Getting a bigger view is often risky. In 1995, together with our two small children (then aged 3 and 1), we left Australia to live in the great lakes region of Africa. Challenged by the appreciation that those with a present abundance might share with those who currently want (2 Corinthians 8:8-15), we went to work with the Tanzanian church.
We did not really anticipate the breadth of adjectives that would come to describe the next 9 years – wonderful, exhilarating, painful, frustrating, uplifting, breathtaking, alienating, debilitating, humbling, precious, humourous – to list just a few!
We often look winsomely back on those years of risky adventure. In hindsight we recognise that even our failings slowly and often painfully stretched our character and abilities till they almost caught up with us as we lived beyond our horizon.

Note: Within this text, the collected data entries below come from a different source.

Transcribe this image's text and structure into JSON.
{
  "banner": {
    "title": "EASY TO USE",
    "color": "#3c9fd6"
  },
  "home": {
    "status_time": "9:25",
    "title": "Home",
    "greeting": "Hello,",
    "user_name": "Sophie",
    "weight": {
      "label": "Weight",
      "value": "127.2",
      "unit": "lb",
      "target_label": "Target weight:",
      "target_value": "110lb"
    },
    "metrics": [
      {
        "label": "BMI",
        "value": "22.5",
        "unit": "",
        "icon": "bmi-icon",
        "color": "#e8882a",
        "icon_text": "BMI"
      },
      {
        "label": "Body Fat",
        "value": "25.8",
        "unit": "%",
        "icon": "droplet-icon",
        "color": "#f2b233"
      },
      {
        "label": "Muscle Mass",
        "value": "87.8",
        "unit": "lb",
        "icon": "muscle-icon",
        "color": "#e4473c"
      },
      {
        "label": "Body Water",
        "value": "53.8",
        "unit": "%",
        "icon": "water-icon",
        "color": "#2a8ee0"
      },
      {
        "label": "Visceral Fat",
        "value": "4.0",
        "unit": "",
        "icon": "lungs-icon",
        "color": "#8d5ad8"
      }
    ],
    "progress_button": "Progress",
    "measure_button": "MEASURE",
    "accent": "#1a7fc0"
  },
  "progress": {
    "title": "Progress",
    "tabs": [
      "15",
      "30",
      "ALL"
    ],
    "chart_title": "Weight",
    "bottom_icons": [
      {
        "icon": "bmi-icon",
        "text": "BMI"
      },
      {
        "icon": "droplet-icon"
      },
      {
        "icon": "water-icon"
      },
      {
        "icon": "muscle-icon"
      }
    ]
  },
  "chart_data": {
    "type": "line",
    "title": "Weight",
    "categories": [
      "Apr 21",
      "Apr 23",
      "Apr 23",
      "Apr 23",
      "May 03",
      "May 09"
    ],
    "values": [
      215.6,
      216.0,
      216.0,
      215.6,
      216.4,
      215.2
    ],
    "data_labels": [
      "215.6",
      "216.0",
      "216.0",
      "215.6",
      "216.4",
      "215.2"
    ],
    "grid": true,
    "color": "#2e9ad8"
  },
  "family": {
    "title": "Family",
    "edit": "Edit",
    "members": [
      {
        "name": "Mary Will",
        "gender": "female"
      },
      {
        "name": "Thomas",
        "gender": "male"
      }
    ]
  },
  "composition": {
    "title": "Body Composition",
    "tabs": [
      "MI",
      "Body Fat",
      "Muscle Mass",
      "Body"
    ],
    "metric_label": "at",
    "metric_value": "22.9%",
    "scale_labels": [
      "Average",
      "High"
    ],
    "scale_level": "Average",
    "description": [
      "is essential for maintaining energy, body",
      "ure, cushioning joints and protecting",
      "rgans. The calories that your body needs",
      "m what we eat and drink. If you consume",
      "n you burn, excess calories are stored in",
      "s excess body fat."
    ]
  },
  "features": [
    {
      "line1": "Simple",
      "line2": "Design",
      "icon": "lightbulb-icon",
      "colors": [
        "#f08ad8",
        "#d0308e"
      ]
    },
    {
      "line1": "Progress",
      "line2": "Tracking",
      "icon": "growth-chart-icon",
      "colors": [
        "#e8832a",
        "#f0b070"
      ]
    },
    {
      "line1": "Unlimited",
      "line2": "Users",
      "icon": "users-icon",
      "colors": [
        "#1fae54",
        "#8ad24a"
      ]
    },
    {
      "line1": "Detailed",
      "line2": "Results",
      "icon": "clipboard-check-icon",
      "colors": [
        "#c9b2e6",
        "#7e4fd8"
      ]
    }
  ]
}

Our children tagged along with us. We simply picked up the two, added one on the way, and stumbled into adventure and mishap and everything in between. Rural Africa was a wonderful place to bring up children. Their whiteness stole from them anonymity but ensured them a visual place in the community – allowing them to wander and explore under the watchful eyes of many.
We now live in Vaucluse, Sydney. Many things have changed. Anonymity has been returned. But more and more I’m convinced that a spirit of adventure, which risks and allows failure, must be fostered.
According to the 2010 Easter Edition of the Sydney Morning Herald, children are being turned into quitters and made less independent. Who is to blame? Apparently their fail proofing, success seeding, ever affirming and rescuer ready parents! These parents are described as Helicopter parents. I am very sympathetic to the helicopter parent, and find myself often hovering (Are there any parents who have not!). But 18 years of parenting and 9 years in Africa continuously challenge me to reduce helicopter emissions and aim at the more earthy non-anxious but present parent (E.H.Friedman).
I hope that with helicopter parked I can not only let my children get on with learning from both success and failure but also allow me to get on with my life. Perhaps then my children, who I can no longer just ‘pick up ….. and stumble into adventure and mishap’, may nevertheless continue to be drawn, by example, into living even a touch beyond the horizon. W.H.Auden, one of the great Christian poets of the twentieth century, edges me, and them, to be so!!
O Where Are You Going?
"O where are you going?" said reader to rider,
"That valley is fatal where furnaces burn,
Yonder's the midden whose odours will madden,
That gap is the grave where the tall return."
"O do you imagine," said fearer to farer,
"That dusk will delay on your path to the pass,
Your diligent looking discover the lacking,
Your footsteps feel from granite to grass?"
"O what was that bird," said horror to hearer,
"Did you see that shape in the twisted trees?
Behind you swiftly the figure comes softly,
The spot on your skin is a shocking disease."
"Out of this house"---said rider to reader,
"Yours never will"---said farer to fearer
"They're looking for you"---said hearer to horror,
As he left them there, as he left them there.